Let's move the discussion to another issue?
I think for this the most sense would be to mark this old code deprecated and add warnings to the logs if a site is using it. Maybe introduce a new filesender-check.php
to verify the config and allow sys admins to see any messages about things that might need attention.
We could then remove the AES-CBC modes at leisure after a grace period. If people have 12-18 months to update their config.php to new settings (or remove their override and use the pre existing default in 3.0 of AES-GCM+PBKDF2) there will be no surprise and we will not have to maintain an older encryption format indefinitely. The code can hot switch and support older version files in tandem with new ones so the setting can be updated by an admin to the new setting at any time. I added explicit cross version download tests in the test suite at the time.
I would recommend either the filesender-dev mailing list or a github issue on the main filesender project for continued crypto discussions.

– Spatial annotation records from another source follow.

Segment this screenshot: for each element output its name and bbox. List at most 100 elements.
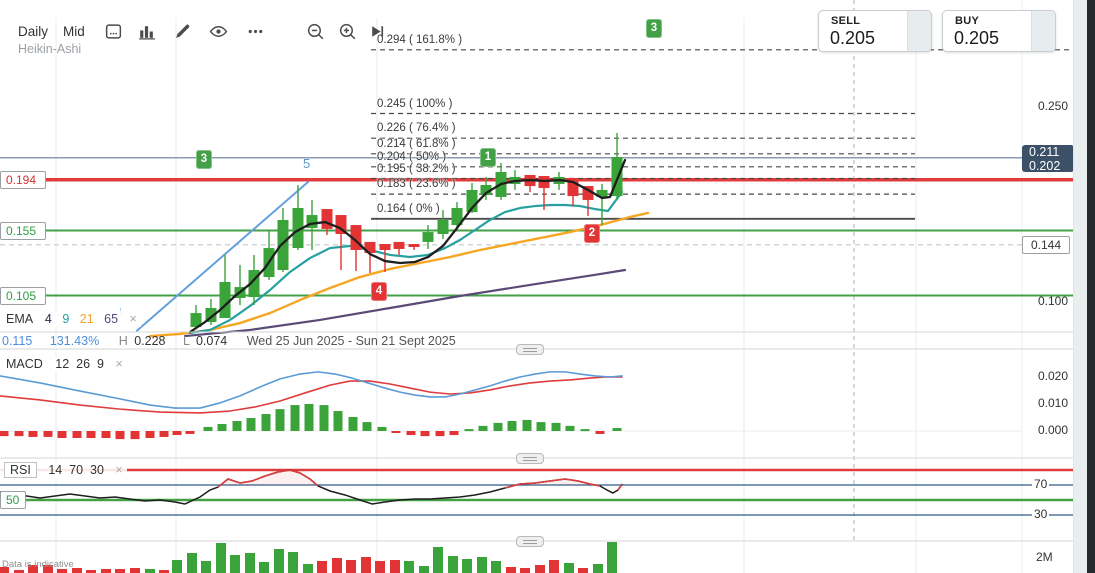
macd-histogram-bar — [291, 405, 300, 431]
zoom-out-icon[interactable] — [306, 22, 325, 41]
draw-icon[interactable] — [173, 22, 192, 41]
fib-level-label: 0.245 ( 100% ) — [377, 98, 452, 110]
rsi-indicator-row: RSI 14 70 30 × — [0, 461, 127, 479]
macd-histogram-bar — [146, 431, 155, 438]
wave-label-badge[interactable]: 4 — [371, 282, 387, 301]
macd-histogram-bar — [233, 421, 242, 431]
macd-histogram-bar — [334, 411, 343, 431]
period-grid-icon[interactable] — [104, 22, 123, 41]
ema-indicator-row: EMA 4 9 21 65 × — [2, 311, 141, 327]
macd-histogram-bar — [479, 426, 488, 431]
wave-label-badge[interactable]: 3 — [646, 19, 662, 38]
macd-close-icon[interactable]: × — [115, 357, 122, 371]
macd-histogram-bar — [218, 424, 227, 431]
data-indicative-note: Data is indicative — [2, 559, 74, 570]
volume-bar — [230, 555, 240, 573]
change-value: 0.115 — [2, 334, 32, 348]
low-label: L — [183, 334, 190, 348]
sell-button[interactable]: SELL 0.205 — [818, 10, 932, 52]
buy-button-strip — [1031, 11, 1055, 51]
badge-price-2: 0.202 — [1022, 159, 1074, 172]
macd-histogram-bar — [186, 431, 195, 434]
macd-histogram-bar — [0, 431, 9, 436]
axis-macd-tick: 0.000 — [1022, 423, 1068, 437]
volume-bar — [433, 547, 443, 573]
high-label: H — [119, 334, 128, 348]
volume-bar — [491, 561, 501, 573]
macd-histogram-bar — [44, 431, 53, 437]
volume-bar — [245, 553, 255, 573]
macd-label: MACD — [6, 357, 43, 371]
ema-param: 4 — [45, 312, 52, 326]
volume-bar — [578, 568, 588, 573]
candle-body — [322, 209, 333, 229]
volume-bar — [448, 556, 458, 573]
candle-body — [409, 244, 420, 247]
candle-body — [380, 244, 391, 250]
scrollbar-track[interactable] — [1073, 0, 1088, 573]
macd-histogram-bar — [73, 431, 82, 438]
axis-rsi-tick: 70 — [1032, 477, 1049, 491]
volume-bar — [390, 560, 400, 573]
macd-histogram-bar — [131, 431, 140, 439]
macd-histogram-bar — [116, 431, 125, 439]
wave-label-badge[interactable]: 1 — [480, 148, 496, 167]
panel-resize-handle[interactable] — [516, 536, 544, 547]
fib-level-label: 0.183 ( 23.6% ) — [377, 178, 456, 190]
macd-histogram-bar — [450, 431, 459, 435]
macd-histogram-bar — [15, 431, 24, 436]
price-alert-label: 0.194 — [0, 171, 46, 189]
eye-icon[interactable] — [209, 22, 228, 41]
rsi-mid-label: 50 — [0, 491, 26, 509]
panel-resize-handle[interactable] — [516, 453, 544, 464]
macd-histogram-bar — [508, 421, 517, 431]
wave-label-badge[interactable]: 2 — [584, 224, 600, 243]
axis-price-tick: 0.250 — [1022, 99, 1068, 113]
macd-histogram-bar — [523, 420, 532, 431]
chart-style-label: Heikin-Ashi — [18, 42, 81, 56]
ema-label: EMA — [6, 312, 32, 326]
chart-type-icon[interactable] — [137, 22, 156, 41]
trading-chart-window: 0.294 ( 161.8% )0.245 ( 100% )0.226 ( 76… — [0, 0, 1095, 573]
macd-params: 12 26 9 — [55, 357, 104, 371]
low-value: 0.074 — [196, 334, 227, 348]
wave-label-badge[interactable]: 3 — [196, 150, 212, 169]
price-mode-selector[interactable]: Mid — [63, 24, 85, 39]
date-range: Wed 25 Jun 2025 - Sun 21 Sept 2025 — [247, 334, 456, 348]
go-to-end-icon[interactable] — [368, 22, 387, 41]
macd-histogram-bar — [421, 431, 430, 436]
instrument-info-line: 0.115 131.43% H 0.228 L 0.074 Wed 25 Jun… — [2, 334, 456, 348]
high-value: 0.228 — [134, 334, 165, 348]
volume-bar — [303, 564, 313, 573]
rsi-overbought-fill — [218, 470, 318, 487]
zoom-in-icon[interactable] — [338, 22, 357, 41]
timeframe-selector[interactable]: Daily — [18, 24, 48, 39]
panel-resize-handle[interactable] — [516, 344, 544, 355]
ema-param: 9 — [62, 312, 69, 326]
side-panel-edge — [1087, 0, 1095, 573]
price-alert-label: 0.105 — [0, 287, 46, 305]
axis-macd-tick: 0.020 — [1022, 369, 1068, 383]
badge-price-1: 0.211 — [1022, 145, 1074, 159]
more-icon[interactable] — [246, 22, 265, 41]
volume-bar — [201, 561, 211, 573]
axis-macd-tick: 0.010 — [1022, 396, 1068, 410]
volume-bar — [593, 564, 603, 573]
rsi-label: RSI — [4, 462, 37, 478]
volume-bar — [274, 549, 284, 573]
volume-bar — [404, 561, 414, 573]
current-price-badge: 0.2110.202 — [1022, 145, 1074, 172]
macd-histogram-bar — [102, 431, 111, 438]
buy-button[interactable]: BUY 0.205 — [942, 10, 1056, 52]
candle-body — [278, 220, 289, 270]
rsi-close-icon[interactable]: × — [115, 463, 122, 477]
sell-button-strip — [907, 11, 931, 51]
macd-histogram-bar — [160, 431, 169, 437]
wave-label-text[interactable]: 5 — [303, 156, 310, 171]
volume-bar — [259, 562, 269, 573]
axis-price-tick: 0.100 — [1022, 294, 1068, 308]
macd-histogram-bar — [596, 431, 605, 434]
ema-close-icon[interactable]: × — [130, 312, 137, 326]
volume-bar — [317, 561, 327, 573]
macd-histogram-bar — [305, 404, 314, 431]
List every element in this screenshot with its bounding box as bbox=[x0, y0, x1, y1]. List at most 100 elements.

FileSender has options for which "crypto mode" to use which include AES-CBC and modes that do not use PBKDF2 hashing. These are modes 0, 1, and 2. This leaves mode 3 which is AES-GCM with PBKDF2.
Since we have moved FileSender 3.x to the most recent Bootstrap and removed IE11 support. With Edge moving to being Chromium backed we may consider only supporting mode 3 (AES-GCM with PBKDF2) in FileSender 3.x which works across Safari, Edge (Chromium), Firefox and Chrome.